Economia / Guerra ai furbi mai dichiarata. Il caso dell’Isee dimostra che se i controlli fossero costanti e rigorosi…

A parole, tutti – ma proprio tutti – vogliamo una burocrazia snella ed efficiente, uno Stato capace e presente, unatassep-268x179 lotta agli evasori fiscali, agli esportatori di capitali, ai falsi invalidi, ai tantissimi furbetti che in Italia non diminuiscono mai. A parole.
Poi leggiamo di un’Inps che, per bocca del suo presidente, s’indigna per i tagli “alla spesa pubblica” che in buona sostanza consisterebbero nell’impoverire le sue dotazioni informatiche, proprio ora che si comincia a far rete tra le varie entità dello Stato per chiudere tutte le maglie in cui s’infilano i furbetti di cui sopra. E si riscopre che – anno 2015, almeno trenta dalla diffusione dei primi computer – che appunto l’ente X non sa quel che fa l’ente Y; che molte amministrazioni pubbliche (peggio ancora: quelle che dovrebbero fare i famosi “controlli”) hanno mezzi informatici che potrebbero finire immediatamente in qualche mercatino di modernariato vintage.

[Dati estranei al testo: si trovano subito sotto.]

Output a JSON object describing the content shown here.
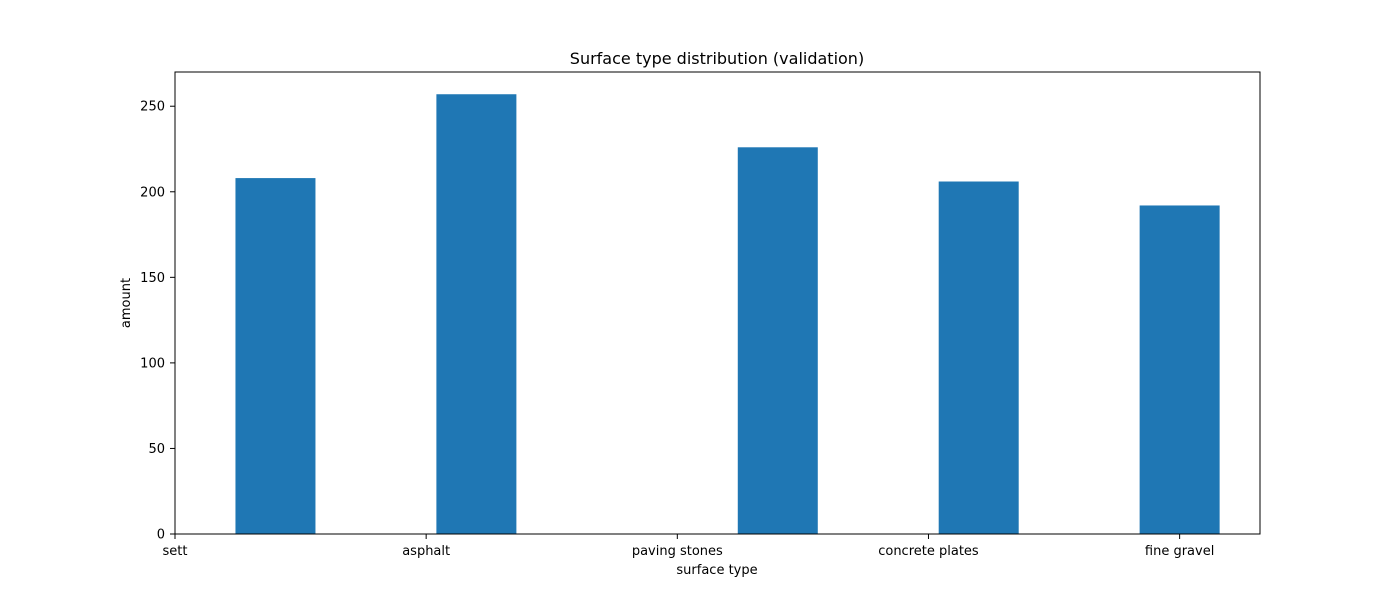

Ma questo lo sapevamo già: quante volte ci siano recati negli “uffici preposti” a sbrigare una delle mille pratiche burocratiche che intasano la nostra vita (quelle sulla casa in primis), scoprendo che l’impiegato di fronte a noi sta smanettando su un Pc di cui avevamo perso la memoria della sua esistenza. Quante volte dobbiamo allegare – ad una pratica anagrafica, ad esempio – fotocopie su fotocopie sul fatto che noi siamo noi, che siamo nati proprio lì e proprio quel giorno, e che addirittura abbiamo un codice fiscale che l’amministrazione pubblica conosce benissimo, visto che ce l’ha assegnato lei… ma ce lo chiede.

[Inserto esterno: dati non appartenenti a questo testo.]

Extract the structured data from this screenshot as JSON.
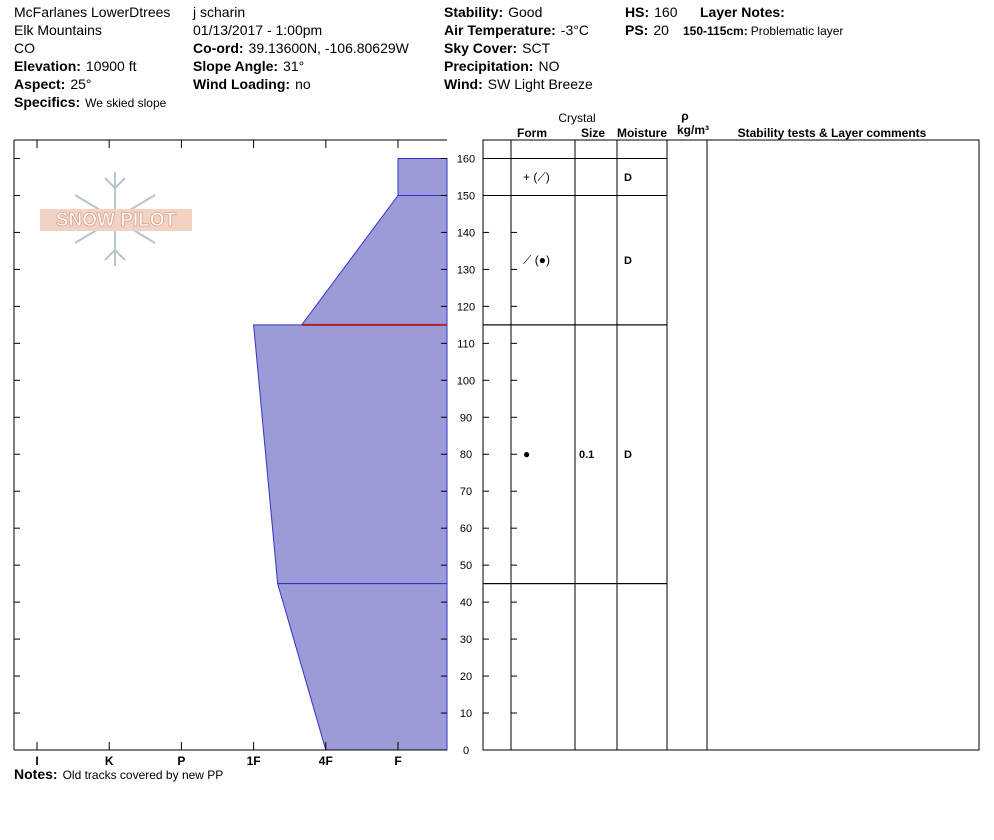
{
  "header": {
    "col1": [
      "McFarlanes LowerDtrees",
      "Elk Mountains",
      "CO",
      {
        "label": "Elevation:",
        "value": "10900 ft"
      },
      {
        "label": "Aspect:",
        "value": "25°"
      },
      {
        "label": "Specifics:",
        "value": "We skied slope"
      }
    ],
    "col2": [
      "j scharin",
      "01/13/2017 - 1:00pm",
      {
        "label": "Co-ord:",
        "value": "39.13600N, -106.80629W"
      },
      {
        "label": "Slope Angle:",
        "value": "31°"
      },
      {
        "label": "Wind Loading:",
        "value": "no"
      }
    ],
    "col3": [
      {
        "label": "Stability:",
        "value": "Good"
      },
      {
        "label": "Air Temperature:",
        "value": "-3°C"
      },
      {
        "label": "Sky Cover:",
        "value": "SCT"
      },
      {
        "label": "Precipitation:",
        "value": "NO"
      },
      {
        "label": "Wind:",
        "value": "SW Light Breeze"
      }
    ],
    "col4": [
      {
        "label": "HS:",
        "value": "160"
      },
      {
        "label": "PS:",
        "value": "20"
      }
    ],
    "layer_notes": {
      "title": "Layer Notes:",
      "items": [
        {
          "label": "150-115cm:",
          "value": "Problematic layer"
        }
      ]
    }
  },
  "logo": "SNOW PILOT",
  "chart_data": {
    "type": "snow-profile",
    "ylim": [
      0,
      165
    ],
    "yticks": [
      0,
      10,
      20,
      30,
      40,
      50,
      60,
      70,
      80,
      90,
      100,
      110,
      120,
      130,
      140,
      150,
      160
    ],
    "hardness_scale": [
      "I",
      "K",
      "P",
      "1F",
      "4F",
      "F"
    ],
    "layer_color": "#9b9bd7",
    "edge_color": "#3333cc",
    "concern_color": "#b22222",
    "concern_height": 115,
    "columns": {
      "crystal": "Crystal",
      "form": "Form",
      "size": "Size",
      "moisture": "Moisture",
      "rho": "ρ",
      "density_unit": "kg/m³",
      "comments": "Stability tests & Layer comments"
    },
    "layers": [
      {
        "top": 160,
        "bottom": 150,
        "form": "+ (⟋)",
        "moisture": "D",
        "hardness_top": "F",
        "hardness_bottom": "F"
      },
      {
        "top": 150,
        "bottom": 115,
        "form": "⟋ (●)",
        "moisture": "D",
        "hardness_top": "F",
        "hardness_bottom": "4F+"
      },
      {
        "top": 115,
        "bottom": 45,
        "form": "●",
        "size": "0.1",
        "moisture": "D",
        "hardness_top": "1F",
        "hardness_bottom": "1F-"
      },
      {
        "top": 45,
        "bottom": 0,
        "hardness_top": "1F-",
        "hardness_bottom": "4F"
      }
    ]
  },
  "notes": {
    "label": "Notes:",
    "value": "Old tracks covered by new PP"
  }
}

Chiaramente, chi sa che le uniche dichiarazioni fiscali meticolosamente controllate sono quelle dei lavoratori dipendenti (non sia mai che gli scontrini delle farmacie siano “non congrui”); che gli accertamenti fiscali negli altri casi sono più rari della neve nel Salento; che in queste lentezze, mancanze, buchi è facilissimo infilare ad esempio false cooperative di lavoro che vincono appalti a prezzi stracciati (valà?), per poi sottopagare i lavoratori, non versare i contributi Inps e Inail, far vedere allo Stato italiano due euro di Irpef e Iva e poi stop, chiudere nel momento giusto e riaprire sotto altre vesti ma con lo stesso scopo… Insomma chi sa, ci va a nozze con questa situazione.
Se poi lo Stato decide finalmente di fare veri controlli su quanto decide a livello di legge – vedi l’Isee che permette agevolazioni varie, dalle rette degli asili all’università fino agli alloggi pubblici –, scopre che buona parte degli italiani racconta un sacco di panzane, in sede di estensione della dichiarazione. E anche questo non l’avremmo mai sospettato, mai…
Ma fino ad oggi non l’aveva minimamente insospettito il fatto che la stragrande maggioranza di chi presenta la dichiarazione Isee, affermasse di non avere un euro in conto corrente; macché euro: nemmeno il conto corrente. Mentre, facendo un controllo meno ridicolo del solito, adesso ha scoperto che i conti correnti c’erano eccome, e pure i soldini dei falsi indigenti.
Il fatto che questi ultimi non siano due o tre, ma in certe Regioni quasi la metà dei dichiaranti, fa anche capire una cosa: noi italiani da sempre dobbiamo difenderci da un simile Stato, ma pure lo Stato deve difendersi da sempre da molti italiani. Un cortocircuito che dobbiamo eliminare dando risorse al vaccino dell’anti-furbizia, non togliendone. Diventerebbe un’epidemia.